9- CHRIS GARDNER / “THE PURSUIT OF HAPPYNESS”

Chris Gardner’ın aynı isimli otobiyografik romanından 2006 senesinde Gabriele Muccino tarafından beyaz perdeye uyarlanan “The Pursuit of Happyness”, “E daha bu baba ne yapsın çocuğu için?” dedirtiyor biz izleyicilere. İş hayatı tepetaklak olan ve karısı tarafından terk edilen Chris’in, oğlu Christopher için sonu gelmez çabalamalarını ve fedakarlıklarını 1 saat 57 dakikada içimizi çeke çeke izliyoruz. Filmle ilgili ufak bir tatlılık ise baba oğlu, gerçek baba oğul Will ve Jaden Smith’in canlandırması. Koca yürekli cefakâr baba Chris Gardner seni de unutmayacağız!
10- DANIEL PLAINVIEW / “THERE WILL BE BLOOD”

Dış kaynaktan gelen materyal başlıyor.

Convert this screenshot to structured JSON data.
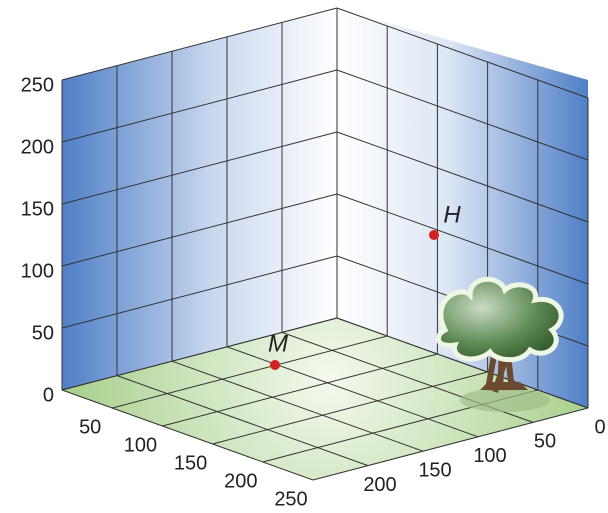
{
  "vertical_axis": {
    "ticks": [
      "0",
      "50",
      "100",
      "150",
      "200",
      "250"
    ]
  },
  "left_floor_axis": {
    "ticks": [
      "50",
      "100",
      "150",
      "200",
      "250"
    ]
  },
  "right_floor_axis": {
    "ticks": [
      "0",
      "50",
      "100",
      "150",
      "200"
    ]
  },
  "points": [
    {
      "label": "M"
    },
    {
      "label": "H"
    }
  ]
}
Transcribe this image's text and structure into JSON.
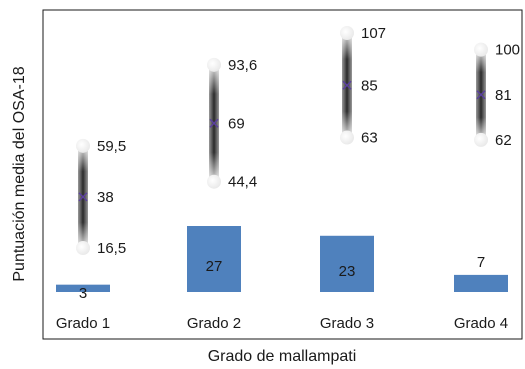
{
  "chart_data": {
    "type": "bar",
    "xlabel": "Grado de mallampati",
    "ylabel": "Puntuación media del OSA-18",
    "categories": [
      "Grado 1",
      "Grado 2",
      "Grado 3",
      "Grado 4"
    ],
    "bars": {
      "color": "#4f81bd",
      "values": [
        3,
        27,
        23,
        7
      ],
      "labels": [
        "3",
        "27",
        "23",
        "7"
      ]
    },
    "ranges": {
      "low": [
        16.5,
        44.4,
        63,
        62
      ],
      "mid": [
        38,
        69,
        85,
        81
      ],
      "high": [
        59.5,
        93.6,
        107,
        100
      ],
      "low_labels": [
        "16,5",
        "44,4",
        "63",
        "62"
      ],
      "mid_labels": [
        "38",
        "69",
        "85",
        "81"
      ],
      "high_labels": [
        "59,5",
        "93,6",
        "107",
        "100"
      ],
      "marker_color": "#5b3fa0"
    },
    "bar_ylim": [
      0,
      27
    ],
    "range_ylim": [
      16.5,
      107
    ],
    "grid": false,
    "legend": "none"
  }
}
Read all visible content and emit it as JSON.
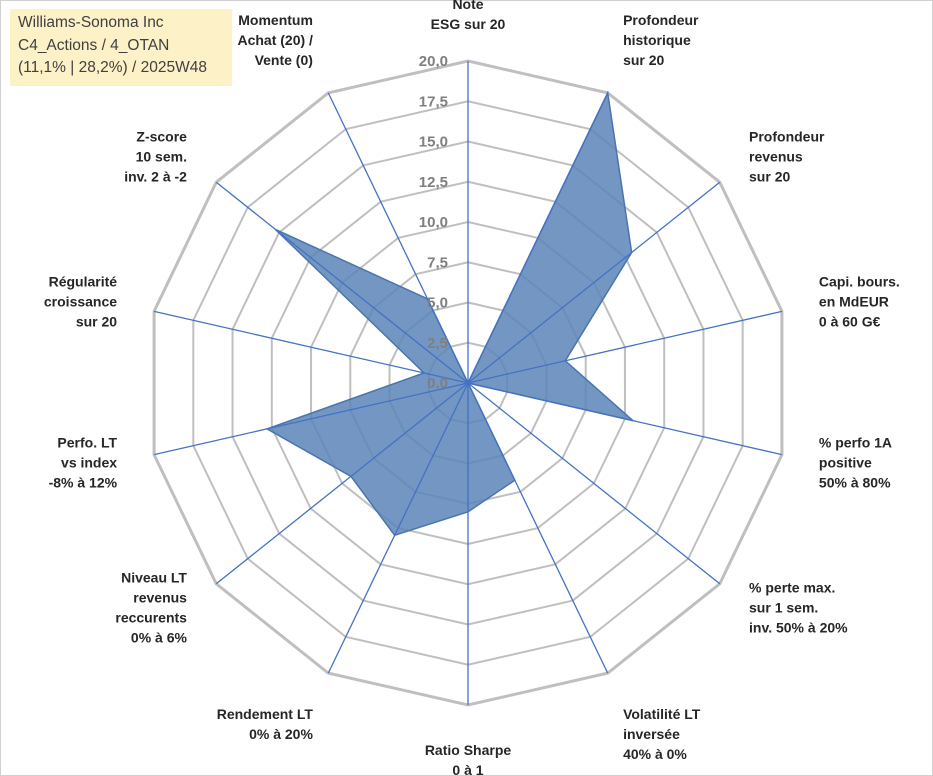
{
  "title_box": {
    "line1": "Williams-Sonoma Inc",
    "line2": "C4_Actions / 4_OTAN",
    "line3": "(11,1% | 28,2%) / 2025W48"
  },
  "colors": {
    "series_fill": "#5b84b8",
    "series_stroke": "#4a74ad",
    "spoke": "#4472c4",
    "grid": "#bfbfbf",
    "title_box_bg": "#fdf1c8"
  },
  "chart_data": {
    "type": "radar",
    "title": "Williams-Sonoma Inc",
    "range": [
      0,
      20
    ],
    "ticks": [
      "0,0",
      "2,5",
      "5,0",
      "7,5",
      "10,0",
      "12,5",
      "15,0",
      "17,5",
      "20,0"
    ],
    "tick_values": [
      0,
      2.5,
      5,
      7.5,
      10,
      12.5,
      15,
      17.5,
      20
    ],
    "categories": [
      [
        "Note",
        "ESG sur 20"
      ],
      [
        "Profondeur",
        "historique",
        "sur 20"
      ],
      [
        "Profondeur",
        "revenus",
        "sur 20"
      ],
      [
        "Capi. bours.",
        "en MdEUR",
        "0 à 60 G€"
      ],
      [
        "% perfo 1A",
        "positive",
        "50% à 80%"
      ],
      [
        "% perte max.",
        "sur 1 sem.",
        "inv. 50% à 20%"
      ],
      [
        "Volatilité LT",
        "inversée",
        "40% à 0%"
      ],
      [
        "Ratio Sharpe",
        "0 à 1"
      ],
      [
        "Rendement LT",
        "0% à 20%"
      ],
      [
        "Niveau LT",
        "revenus",
        "reccurents",
        "0% à 6%"
      ],
      [
        "Perfo. LT",
        "vs index",
        "-8% à 12%"
      ],
      [
        "Régularité",
        "croissance",
        "sur 20"
      ],
      [
        "Z-score",
        "10 sem.",
        "inv. 2 à -2"
      ],
      [
        "Momentum",
        "Achat (20) /",
        "Vente (0)"
      ]
    ],
    "series": [
      {
        "name": "Williams-Sonoma Inc",
        "values": [
          0.0,
          20.0,
          13.0,
          6.2,
          10.5,
          0.0,
          6.7,
          8.0,
          10.5,
          9.3,
          12.8,
          2.8,
          15.3,
          5.8
        ]
      }
    ]
  }
}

Geldik eve dama sokulmaması gereken bir adam tiplemesine, Daniel Plainview. Paul Thomas Anderson’ın sinematik zekasının en karanlık ürünü olan “There Will Be Blood”, gözünü para hırsı bürümüş acımasız bir adam olan Daniel Plainview’un petrol kuyusunda ölen işçilerinden birinin yeni doğan oğlunu evlat edinmesi ile seyircinin kafasını karıştırsa da 2,5 saatlik macera boyunca bize aslında çok yanıldığımızı türlü yollardan kanıtlıyor. Bir baba nasıl olmaz, işte böyle olmaz. İnsanlıkta ve babalıkta sınıfta kalan Daniel Plainview, kötüsüyle asla unutamayacağımız yegâne babalardan. Bu karanlık rolün Daniel Day-Lewis’e En İyi Erkek Oyuncu kategorisinde ikinci Oscar’ını getirdiğini de belirtelim.
BONUS BABALAR:
DANIEL HILLARD / “MRS. DOUBTFIRE”

Pazar günü aile sineması deyince akla ilk gelen yönetmen Chris Coloumbus’un 90lı yıllarda çocukluk geçirmiş bizlerin aklında derin şekilde yer eden harika filmi “Mrs. Doubtfire”, çocukları ve ayrıldığı eşine yakın olmak için dadı kılığına giren Daniel Hillard karakterini karşımıza çıkarıyor. Hem güldüğümüz hem de kalbimize dokunan bu harika film, kafamıza Robin William’ı kadın kılığıyla kazıyor ve asla unutmayacağımız bir baba daha bırakıyor bizlere.
JACK BYRNES / “MEET THE PARENTS”

Unutulmaz babalar arasında “Meet the Parents” serisinin Jack Byrens’ını da anmadan geçmek istemedik. Üç filmlik serinin üç filminde de aklımıza farklı bir repliği ve sahnesiyle kazınan Jack Byrens, Robert De Niro’nun komedide de ne kadar iyi olduğunu görmemizi sağlıyor ve “Bir kez bir şeyde kötü ol e mi!” şeklinde sitemkâr bir beyanda bulunmamızı sağlıyor.